Multitâche : entre utopie et vague de fond

Publié le 24/04/2010 à 00:00

Multitâche : entre utopie et vague de fond

Publié le 24/04/2010 à 00:00

Incroyable, mais vrai ! Selon une étude récente, certaines personnes pourraient accomplir deux tâches à la fois sans que cela ne nuise à leur concentration. L'ennui, c'est que ces " super-multitâcheurs " ne représenteraient que 2,5 % de la population. Les cerveaux des autres 97,5 % ne parviennent tout simplement pas à garder leur efficacité en mode multitâche.

C'est le résultat qu'a obtenu le professeur en sciences cognitives Jason Watson et ses collègues de l'Université de l'Utah. Ils ont demandé à 200 participants de tester un simulateur de conduite, tout en tenant une conversation téléphonique qui exigeait un certain degré de concentration.

Hormis quelques rarissimes virtuoses, la quasi-totalité des sujets a vu leurs habiletés de conduite et leur mémoire prendre du plomb dans l'aile. C'est neurologique.

" Une zone particulière du cortex frontal gère l'attention accordée aux différentes tâches, explique Jason Watson. Lorsque l'on tente de faire deux choses à la fois, il en résulte une sorte de compétition pour accaparer les ressources limitées du cerveau. "

Voilà pourquoi il est dangereux de conduire en téléphonant. Voilà pourquoi, également, le mot " productivité " ne s'applique pas à ceux qui tentent d'écrire un rapport important tout en surveillant leur fil Twitter et/ou l'écran de leur BlackBerry.

Un cerveau en mono

Bien que ce soit à la mode de se dire " multitâche ", les experts sont assez unanimes : l'être humain est conçu pour faire une chose à la fois. Et pourtant, s'étonne la présidente de l'Ordre des psychologues du Québec, Rose-Marie Charest, plusieurs s'entêtent à vouloir tout faire en même temps. " Le multitâche crée une illusion d'efficacité, explique-t-elle. Parce que nous répondons à nos courriels dans la seconde, nous avons l'impression d'être sollicités, d'être importants. "

Une étude récente de l'Université Stanford conclut que les plus gros multitâcheurs sont aussi ceux qui ont la moins bonne capacité d'attention. Ajoutons la perte de mémoire, l'épuisement mental, voire même la baisse de QI à la liste des méfaits du multitâche, et nous obtenons la recette d'un bon burn-out.

Mais est-ce aussi pire qu'on le dit ? Chercheur dans le domaine des sciences cognitives de l'Université Laval, Sébastien Tremblay s'intéresse au multitâche. Selon lui, on dramatise trop souvent la chose. " Bien sûr, être constamment interrompu par un courriel ou un appel téléphonique nuit à la productivité, dit-il.

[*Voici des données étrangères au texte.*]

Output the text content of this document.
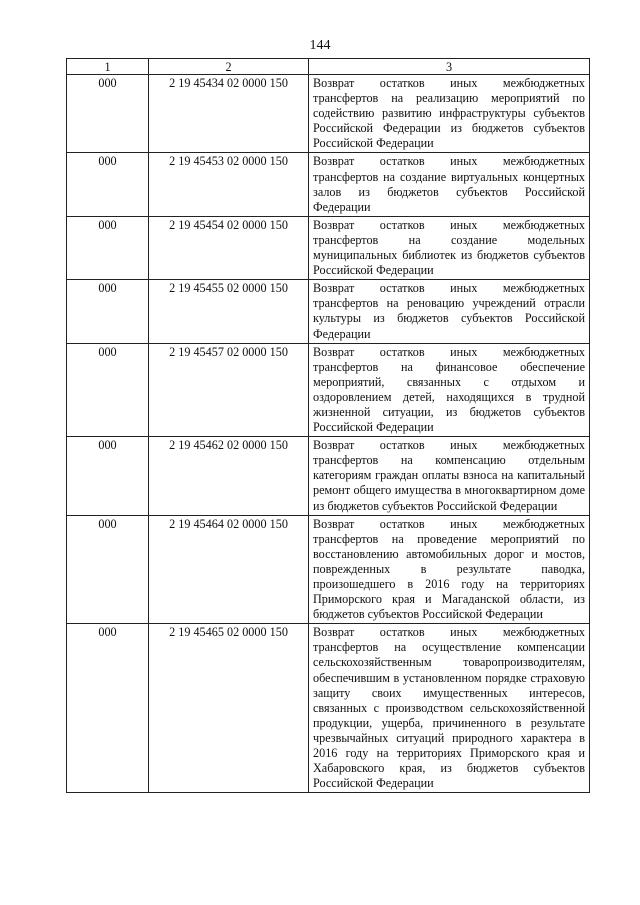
144
1	2	3
000	2 19 45434 02 0000 150	Возврат остатков иных межбюджетных трансфертов на реализацию мероприятий по содействию развитию инфраструктуры субъектов Российской Федерации из бюджетов субъектов Российской Федерации
000	2 19 45453 02 0000 150	Возврат остатков иных межбюджетных трансфертов на создание виртуальных концертных залов из бюджетов субъектов Российской Федерации
000	2 19 45454 02 0000 150	Возврат остатков иных межбюджетных трансфертов на создание модельных муниципальных библиотек из бюджетов субъектов Российской Федерации
000	2 19 45455 02 0000 150	Возврат остатков иных межбюджетных трансфертов на реновацию учреждений отрасли культуры из бюджетов субъектов Российской Федерации
000	2 19 45457 02 0000 150	Возврат остатков иных межбюджетных трансфертов на финансовое обеспечение мероприятий, связанных с отдыхом и оздоровлением детей, находящихся в трудной жизненной ситуации, из бюджетов субъектов Российской Федерации
000	2 19 45462 02 0000 150	Возврат остатков иных межбюджетных трансфертов на компенсацию отдельным категориям граждан оплаты взноса на капитальный ремонт общего имущества в многоквартирном доме из бюджетов субъектов Российской Федерации
000	2 19 45464 02 0000 150	Возврат остатков иных межбюджетных трансфертов на проведение мероприятий по восстановлению автомобильных дорог и мостов, поврежденных в результате паводка, произошедшего в 2016 году на территориях Приморского края и Магаданской области, из бюджетов субъектов Российской Федерации
000	2 19 45465 02 0000 150	Возврат остатков иных межбюджетных трансфертов на осуществление компенсации сельскохозяйственным товаропроизводителям, обеспечившим в установленном порядке страховую защиту своих имущественных интересов, связанных с производством сельскохозяйственной продукции, ущерба, причиненного в результате чрезвычайных ситуаций природного характера в 2016 году на территориях Приморского края и Хабаровского края, из бюджетов субъектов Российской Федерации
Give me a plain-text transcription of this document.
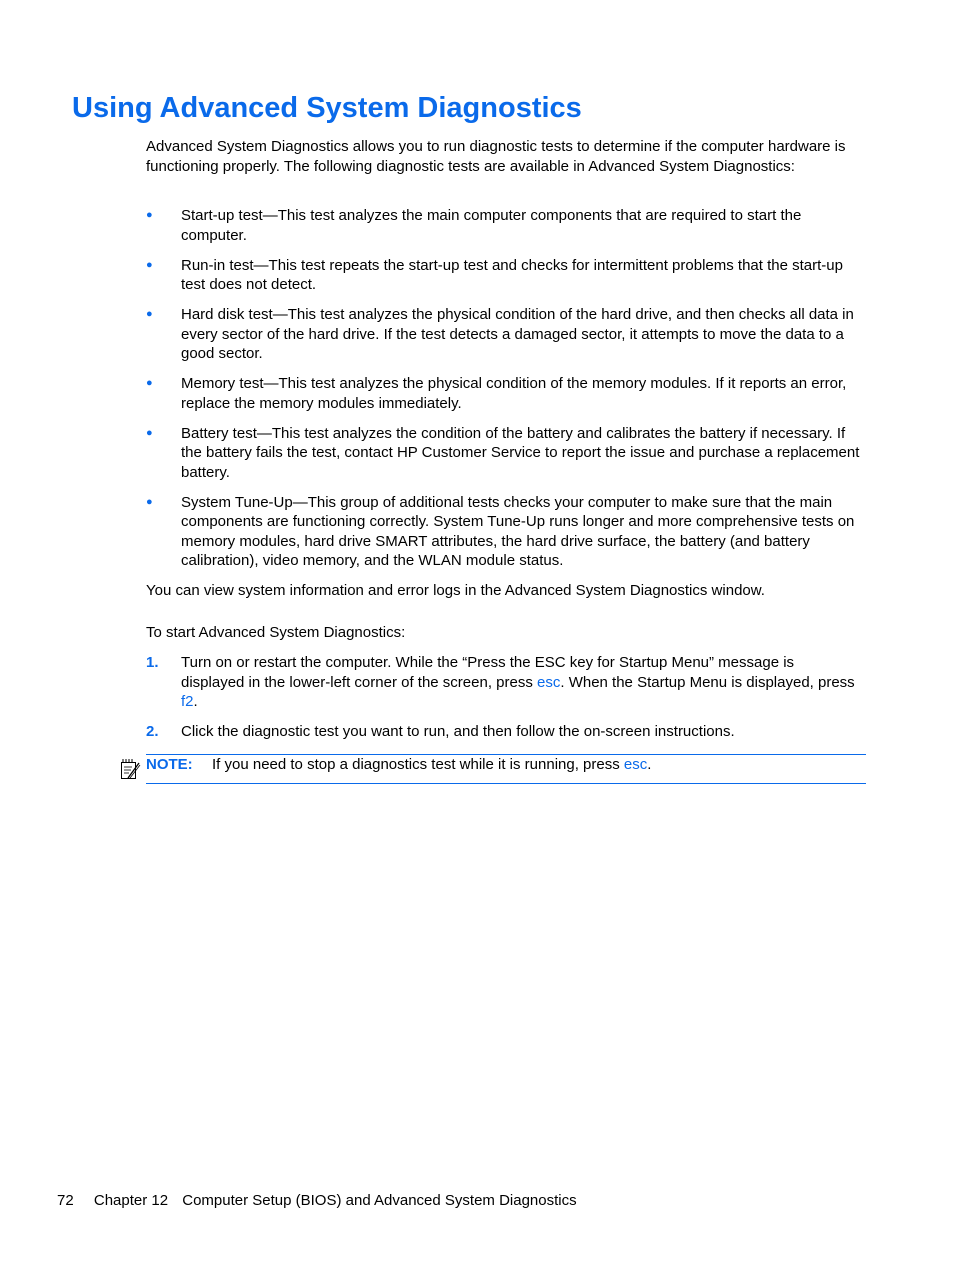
Using Advanced System Diagnostics

Advanced System Diagnostics allows you to run diagnostic tests to determine if the computer hardware is functioning properly. The following diagnostic tests are available in Advanced System Diagnostics:

● Start-up test—This test analyzes the main computer components that are required to start the computer.
● Run-in test—This test repeats the start-up test and checks for intermittent problems that the start-up test does not detect.
● Hard disk test—This test analyzes the physical condition of the hard drive, and then checks all data in every sector of the hard drive. If the test detects a damaged sector, it attempts to move the data to a good sector.
● Memory test—This test analyzes the physical condition of the memory modules. If it reports an error, replace the memory modules immediately.
● Battery test—This test analyzes the condition of the battery and calibrates the battery if necessary. If the battery fails the test, contact HP Customer Service to report the issue and purchase a replacement battery.
● System Tune-Up—This group of additional tests checks your computer to make sure that the main components are functioning correctly. System Tune-Up runs longer and more comprehensive tests on memory modules, hard drive SMART attributes, the hard drive surface, the battery (and battery calibration), video memory, and the WLAN module status.

You can view system information and error logs in the Advanced System Diagnostics window.

To start Advanced System Diagnostics:

1. Turn on or restart the computer. While the “Press the ESC key for Startup Menu” message is displayed in the lower-left corner of the screen, press esc. When the Startup Menu is displayed, press f2.
2. Click the diagnostic test you want to run, and then follow the on-screen instructions.
NOTE: If you need to stop a diagnostics test while it is running, press esc.
72 Chapter 12 Computer Setup (BIOS) and Advanced System Diagnostics
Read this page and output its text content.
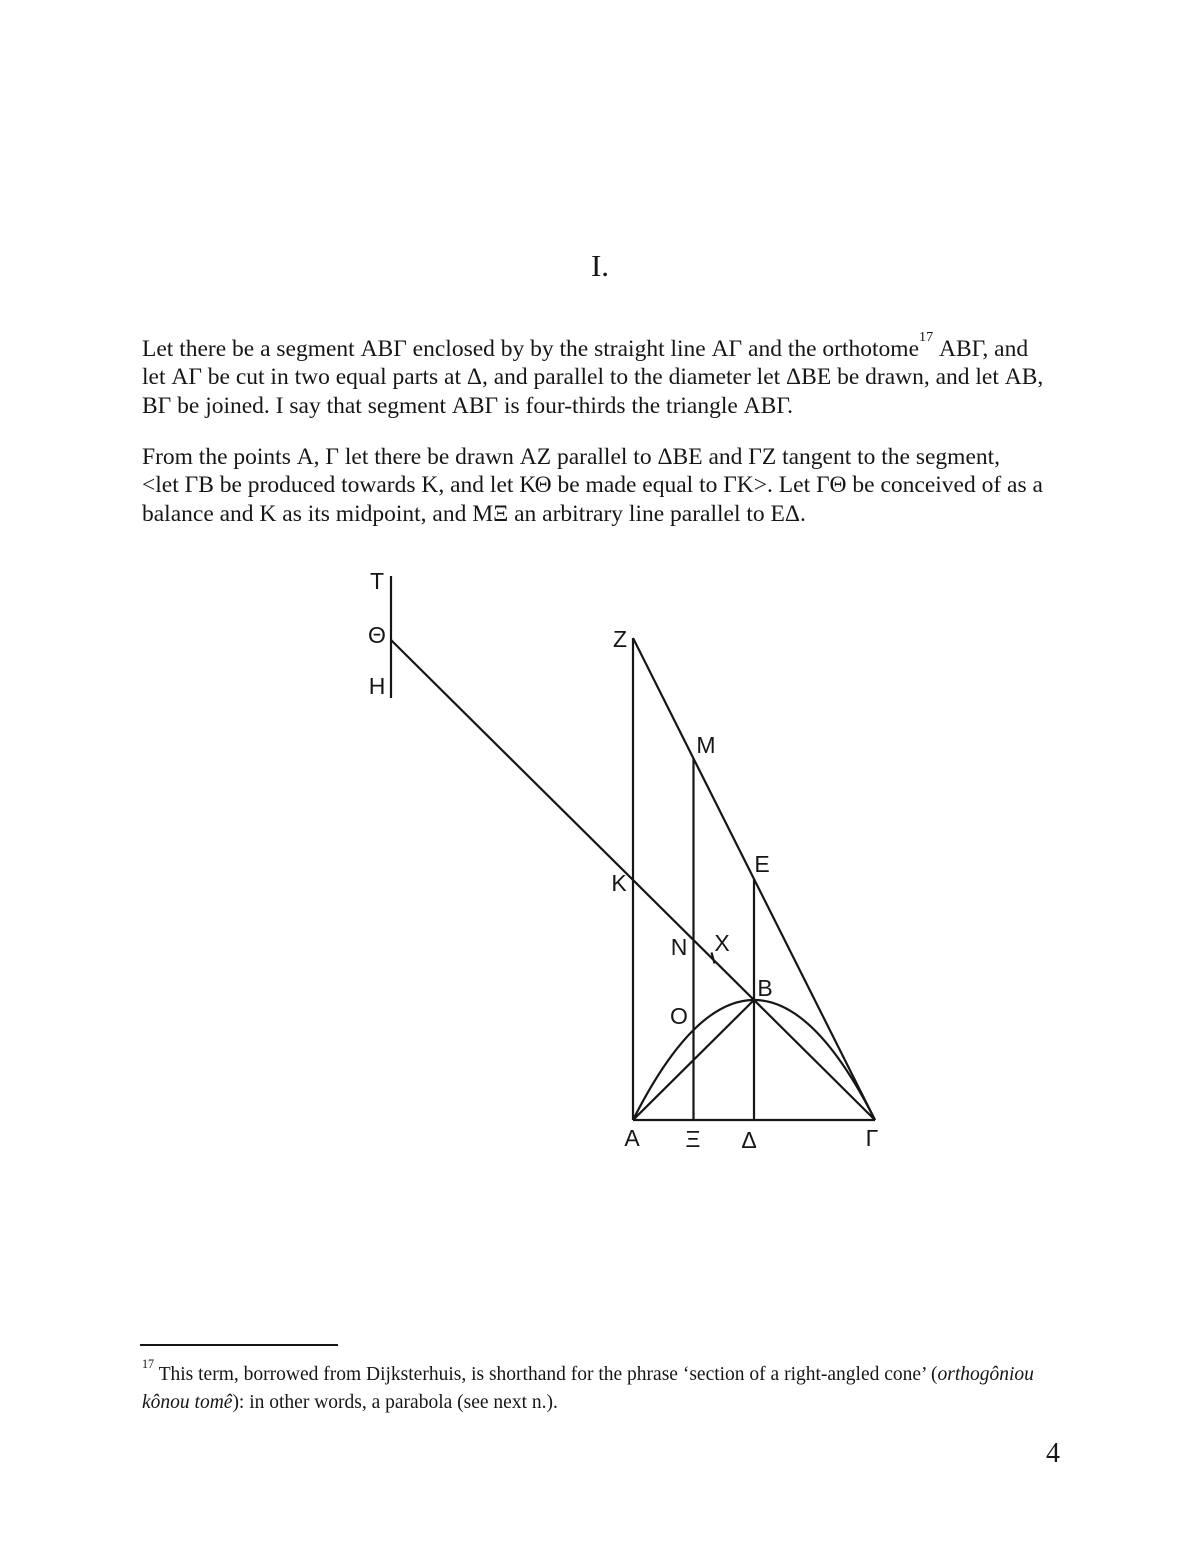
I.
Let there be a segment ΑΒΓ enclosed by by the straight line ΑΓ and the orthotome$^{17}$ ΑΒΓ, and
let ΑΓ be cut in two equal parts at Δ, and parallel to the diameter let ΔΒΕ be drawn, and let ΑΒ,
ΒΓ be joined. I say that segment ΑΒΓ is four-thirds the triangle ΑΒΓ.
From the points Α, Γ let there be drawn ΑΖ parallel to ΔΒΕ and ΓΖ tangent to the segment,
<let ΓΒ be produced towards Κ, and let ΚΘ be made equal to ΓΚ>. Let ΓΘ be conceived of as a
balance and Κ as its midpoint, and ΜΞ an arbitrary line parallel to ΕΔ.
Τ
Θ
Η
Ζ
Μ
Ε
Κ
Ν Χ
Β
Ο
Α Ξ Δ	Γ
$^{17}$ This term, borrowed from Dijksterhuis, is shorthand for the phrase ‘section of a right-angled cone’ (orthogôniou
kônou tomê): in other words, a parabola (see next n.).
4
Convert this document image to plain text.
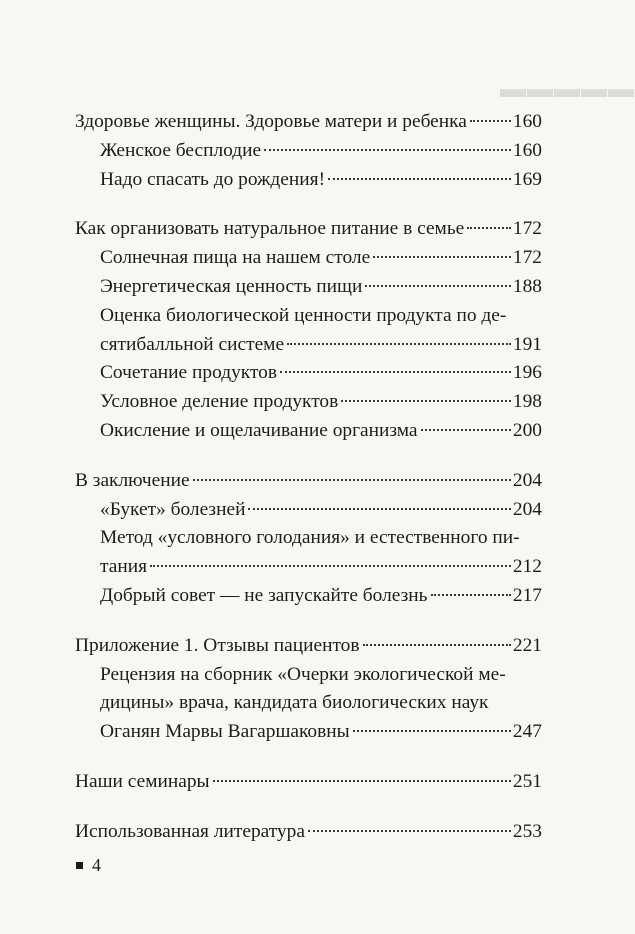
▬▬▬▬▬
Здоровье женщины. Здоровье матери и ребенка 160
Женское бесплодие	160
Надо спасать до рождения!	169
Как организовать натуральное питание в семье	172
Солнечная пища на нашем столе	172
Энергетическая ценность пищи	188
Оценка биологической ценности продукта по де-
сятибалльной системе	191
Сочетание продуктов	196
Условное деление продуктов	198
Окисление и ощелачивание организма	200
В заключение	204
«Букет» болезней	204
Метод «условного голодания» и естественного пи-
тания	212
Добрый совет — не запускайте болезнь	217
Приложение 1. Отзывы пациентов	221
Рецензия на сборник «Очерки экологической ме-
дицины» врача, кандидата биологических наук
Оганян Марвы Вагаршаковны	247
Наши семинары	251
Использованная литература	253
4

Cela peut aussi générer un certain stress, mais cela ne rend ni moins intelligent, ni hyperactif. "

Marcher et mâcher de la gomme

En identifiant une faible proportion de super-multitâcheurs, l'étude de l'Université de l'Utah a par ailleurs ouvert une porte intéressante : qu'est-ce qui différencie les pros du multitâche des autres ? Existe-t-il des conditions qui permettraient d'être plus efficaces en faisant deux choses à la fois ?

Pour Jason Watson, des facteurs génétiques et biologiques expliqueraient les performances surprenantes des super-multitâcheurs. Cependant, il ne nie pas que le cerveau puisse être en mesure d'apprendre à mieux gérer des tâches concurrentes.

Psychologue à l'Université du Michigan, David Meyer est optimiste. À son avis, à force d'être sollicité de partout, le cerveau parviendrait à mieux " gérer le trafic ". Car il se transforme en fonction de l'expérience, ce que l'on nomme la neuroplasticité.

Marc Prensky, à qui on doit l'expression " digital natives " pour décrire cette génération de jeunes nés avec Internet, croit aussi aux capacités d'adaptation de notre matière grise. Pour lui, certaines tâches peuvent s'accomplir simultanément si elles ne requièrent pas une grande concentration. Les tâches qui sont plutôt le fait d'automatismes, par exemple. Nous pouvons tous marcher et mâcher de la gomme.

Et si les " digital natives " avaient développé le réflexe automatique de consulter leur statut Facebook tout en jasant au téléphone ? " J'ai tendance à conseiller aux gens de faire une chose à la fois, soutient Rose-Marie Charest. Ceux qui sont constamment stimulés finissent pas ne plus être en mesure de distinguer ce qui est important de ce qui ne l'est pas. "

En attendant que la recherche comprenne mieux les effets du multitâche, peut-être vaudrait-il mieux se fier au dicton (toujours d'actualité) et cesser de courir deux lièvres à la fois.